This is an excerpt from the book
Discrete and Computational Geometry"
by Devadoss and O'Rourke.
Lemma 1.3: Every polygon with more than three
vertices has a diagonal.
"Proof: Let v be the lowest vertex of P; if there are several,
let v be the rightmost. Let a and b be the two neighboring vertices
to v. If the segment ab lies in P and does not otherwise touch
the boundary of P, it is a diagonal. Otherwise, since P has more
than three vertices, the closed triangle formed by a, b, and v
contains at least one vertex of P. Let L be a line parallel to
segment ab passing through v. Sweep this line from v parallel
to itself upward toward ab; see Figure 1.4. Let x be the first
vertex in the closed triangle abv, different from a, b, or v,
that L meets along this sweep. The (shaded) triangular region of
the polygon below line L and above v is empty of vertices of P.

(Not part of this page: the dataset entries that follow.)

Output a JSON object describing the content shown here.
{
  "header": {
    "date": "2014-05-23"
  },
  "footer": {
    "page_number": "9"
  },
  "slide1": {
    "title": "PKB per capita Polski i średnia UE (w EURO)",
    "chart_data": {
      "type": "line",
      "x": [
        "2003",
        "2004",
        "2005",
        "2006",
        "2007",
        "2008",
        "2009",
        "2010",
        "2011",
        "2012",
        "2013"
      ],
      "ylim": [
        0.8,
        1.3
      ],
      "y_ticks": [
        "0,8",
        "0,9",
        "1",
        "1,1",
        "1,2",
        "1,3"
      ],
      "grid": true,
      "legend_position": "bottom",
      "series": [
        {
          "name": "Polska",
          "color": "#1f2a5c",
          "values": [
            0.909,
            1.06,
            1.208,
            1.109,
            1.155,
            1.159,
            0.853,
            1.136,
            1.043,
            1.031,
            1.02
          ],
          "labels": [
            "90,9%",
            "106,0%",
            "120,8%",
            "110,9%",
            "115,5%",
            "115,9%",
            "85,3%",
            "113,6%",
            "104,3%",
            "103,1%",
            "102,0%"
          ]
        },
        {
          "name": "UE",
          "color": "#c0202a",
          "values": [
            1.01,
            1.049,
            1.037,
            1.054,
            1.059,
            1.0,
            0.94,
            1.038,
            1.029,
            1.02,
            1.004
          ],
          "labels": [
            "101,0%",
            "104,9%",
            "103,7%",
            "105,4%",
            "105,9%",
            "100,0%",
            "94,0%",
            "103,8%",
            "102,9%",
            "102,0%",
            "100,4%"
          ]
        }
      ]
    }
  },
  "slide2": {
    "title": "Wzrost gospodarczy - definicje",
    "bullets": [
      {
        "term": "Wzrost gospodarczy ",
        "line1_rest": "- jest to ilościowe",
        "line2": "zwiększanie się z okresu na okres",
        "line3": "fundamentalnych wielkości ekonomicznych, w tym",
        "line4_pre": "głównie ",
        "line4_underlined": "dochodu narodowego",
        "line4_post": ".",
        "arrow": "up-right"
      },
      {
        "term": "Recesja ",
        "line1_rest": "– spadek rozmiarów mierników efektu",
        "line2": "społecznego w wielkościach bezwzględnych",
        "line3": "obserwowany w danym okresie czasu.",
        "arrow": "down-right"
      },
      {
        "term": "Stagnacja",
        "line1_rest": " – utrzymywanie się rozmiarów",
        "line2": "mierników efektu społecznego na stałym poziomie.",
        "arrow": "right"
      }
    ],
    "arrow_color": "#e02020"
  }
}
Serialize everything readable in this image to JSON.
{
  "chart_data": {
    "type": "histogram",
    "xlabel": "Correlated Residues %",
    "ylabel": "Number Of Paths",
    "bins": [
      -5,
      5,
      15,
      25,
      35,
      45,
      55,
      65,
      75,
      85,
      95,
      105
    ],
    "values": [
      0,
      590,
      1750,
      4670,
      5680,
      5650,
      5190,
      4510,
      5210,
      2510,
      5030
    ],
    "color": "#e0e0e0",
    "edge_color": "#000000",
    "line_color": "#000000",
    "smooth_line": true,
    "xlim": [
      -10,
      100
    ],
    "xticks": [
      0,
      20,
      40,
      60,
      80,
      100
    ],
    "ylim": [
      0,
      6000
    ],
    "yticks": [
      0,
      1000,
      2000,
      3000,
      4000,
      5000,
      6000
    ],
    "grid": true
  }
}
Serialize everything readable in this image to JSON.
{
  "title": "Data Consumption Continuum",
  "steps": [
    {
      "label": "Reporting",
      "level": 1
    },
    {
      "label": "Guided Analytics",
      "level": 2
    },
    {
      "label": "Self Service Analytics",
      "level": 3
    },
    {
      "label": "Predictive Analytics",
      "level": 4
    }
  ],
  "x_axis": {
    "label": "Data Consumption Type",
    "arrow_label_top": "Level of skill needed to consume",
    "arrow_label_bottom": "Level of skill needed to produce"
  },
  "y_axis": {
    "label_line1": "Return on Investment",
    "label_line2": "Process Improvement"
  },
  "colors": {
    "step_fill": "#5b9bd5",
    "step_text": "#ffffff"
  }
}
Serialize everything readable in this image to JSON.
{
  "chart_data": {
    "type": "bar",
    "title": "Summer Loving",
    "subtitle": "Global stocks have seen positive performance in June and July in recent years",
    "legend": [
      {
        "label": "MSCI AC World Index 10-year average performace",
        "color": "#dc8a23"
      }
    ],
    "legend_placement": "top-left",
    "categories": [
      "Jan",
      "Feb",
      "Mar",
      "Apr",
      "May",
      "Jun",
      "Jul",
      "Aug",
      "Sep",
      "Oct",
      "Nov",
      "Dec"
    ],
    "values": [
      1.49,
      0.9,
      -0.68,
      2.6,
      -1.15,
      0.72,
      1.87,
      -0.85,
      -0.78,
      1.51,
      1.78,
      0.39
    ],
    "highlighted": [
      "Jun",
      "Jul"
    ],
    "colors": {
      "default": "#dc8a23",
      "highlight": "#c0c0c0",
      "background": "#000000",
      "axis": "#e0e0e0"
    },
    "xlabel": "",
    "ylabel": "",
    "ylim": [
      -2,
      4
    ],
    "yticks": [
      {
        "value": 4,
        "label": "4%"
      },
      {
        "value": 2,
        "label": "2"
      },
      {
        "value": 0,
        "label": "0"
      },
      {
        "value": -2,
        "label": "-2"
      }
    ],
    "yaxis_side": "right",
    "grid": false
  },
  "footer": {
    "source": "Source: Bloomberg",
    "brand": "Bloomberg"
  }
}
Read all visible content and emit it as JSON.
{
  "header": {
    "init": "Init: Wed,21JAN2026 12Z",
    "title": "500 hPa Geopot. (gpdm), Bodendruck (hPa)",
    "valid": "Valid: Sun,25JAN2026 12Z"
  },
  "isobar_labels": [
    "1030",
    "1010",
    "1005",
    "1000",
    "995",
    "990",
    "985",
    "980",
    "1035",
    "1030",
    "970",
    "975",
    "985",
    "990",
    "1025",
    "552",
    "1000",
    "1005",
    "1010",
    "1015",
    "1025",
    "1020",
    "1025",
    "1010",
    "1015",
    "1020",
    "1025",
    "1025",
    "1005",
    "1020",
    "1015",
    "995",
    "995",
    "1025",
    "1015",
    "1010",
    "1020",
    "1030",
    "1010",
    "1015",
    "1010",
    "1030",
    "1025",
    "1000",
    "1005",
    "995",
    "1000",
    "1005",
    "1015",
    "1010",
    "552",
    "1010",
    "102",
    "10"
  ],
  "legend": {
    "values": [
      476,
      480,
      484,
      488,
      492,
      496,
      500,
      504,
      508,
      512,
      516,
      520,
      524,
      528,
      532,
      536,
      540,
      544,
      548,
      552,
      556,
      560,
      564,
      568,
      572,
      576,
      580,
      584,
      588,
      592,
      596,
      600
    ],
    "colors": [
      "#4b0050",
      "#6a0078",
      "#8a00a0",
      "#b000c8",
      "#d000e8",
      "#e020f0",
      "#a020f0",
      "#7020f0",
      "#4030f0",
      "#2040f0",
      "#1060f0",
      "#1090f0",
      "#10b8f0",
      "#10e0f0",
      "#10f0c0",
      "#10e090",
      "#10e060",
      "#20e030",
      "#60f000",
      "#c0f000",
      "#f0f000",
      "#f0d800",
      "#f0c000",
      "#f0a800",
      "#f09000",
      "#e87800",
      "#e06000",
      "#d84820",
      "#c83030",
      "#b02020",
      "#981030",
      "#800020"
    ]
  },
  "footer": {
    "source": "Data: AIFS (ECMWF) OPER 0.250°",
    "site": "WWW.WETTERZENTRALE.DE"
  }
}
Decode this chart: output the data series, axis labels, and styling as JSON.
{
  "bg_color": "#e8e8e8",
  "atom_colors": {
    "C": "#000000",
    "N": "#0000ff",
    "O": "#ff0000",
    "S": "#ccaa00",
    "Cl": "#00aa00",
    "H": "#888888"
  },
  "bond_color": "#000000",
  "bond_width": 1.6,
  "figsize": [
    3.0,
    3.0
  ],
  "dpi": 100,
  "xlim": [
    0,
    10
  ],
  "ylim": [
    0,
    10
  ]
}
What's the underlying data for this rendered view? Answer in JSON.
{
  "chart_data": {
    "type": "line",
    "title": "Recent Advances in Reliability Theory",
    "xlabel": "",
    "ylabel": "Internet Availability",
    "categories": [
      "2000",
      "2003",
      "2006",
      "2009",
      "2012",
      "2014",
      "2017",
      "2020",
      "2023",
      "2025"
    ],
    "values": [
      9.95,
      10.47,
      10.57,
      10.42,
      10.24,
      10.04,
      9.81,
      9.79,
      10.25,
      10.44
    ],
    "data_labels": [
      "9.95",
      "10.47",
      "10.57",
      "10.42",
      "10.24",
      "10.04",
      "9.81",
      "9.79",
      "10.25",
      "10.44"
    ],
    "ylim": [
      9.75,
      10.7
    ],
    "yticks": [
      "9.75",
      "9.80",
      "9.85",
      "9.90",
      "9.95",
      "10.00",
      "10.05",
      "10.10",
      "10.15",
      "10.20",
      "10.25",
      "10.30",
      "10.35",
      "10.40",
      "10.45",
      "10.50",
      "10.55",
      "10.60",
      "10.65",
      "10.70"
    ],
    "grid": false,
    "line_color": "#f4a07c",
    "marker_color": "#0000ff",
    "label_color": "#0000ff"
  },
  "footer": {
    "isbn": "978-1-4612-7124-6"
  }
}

Because vx cannot intersect the boundary of P except at v and x,
we see that vx is a diagonal. "
My two questions are:
1) How doe we know there is a vertex
inside the closed triangle we created? I believe it intuitively
but that doesn't help me in a proof.
2) Does the sweeping line exclude this
from being a rigorous proof? And why does the
line sweeping have to be parallel to the triangle
side ab?
Thanks in advance for any help.
Best Answer
If there are no vertices of $P$ in the closed triangle $avb$, then no edge of $P$ intersects the segment $ab$ internally (because for there to be an edge intersecting $ab$ internally, the closed triangle $avb$ must contain a vertex of $P$). Therefore $ab$ is a diagonal (and we are done).
"Sweeping the line" can be rigorously implemented as a function $\phi$ from the closed interval $[0,1]$ to the set of lines parallel to $ab$, where $0$ is mapped to the line through $v$ and $1$ is mapped to the line $ab$. We pick the minimal value of $r$ such that the line $\phi(r)$ passes through a vertex of $P$ other than $v$, and then we pick the vertex (or one of the vertices) that $\phi(r)$ passes through as $x$.
As for why the line has to be parallel to $ab$, it's so that $\phi(1)$ is the line $ab$, and therefore the line sweeps through the entirety of the closed triangle $avb$.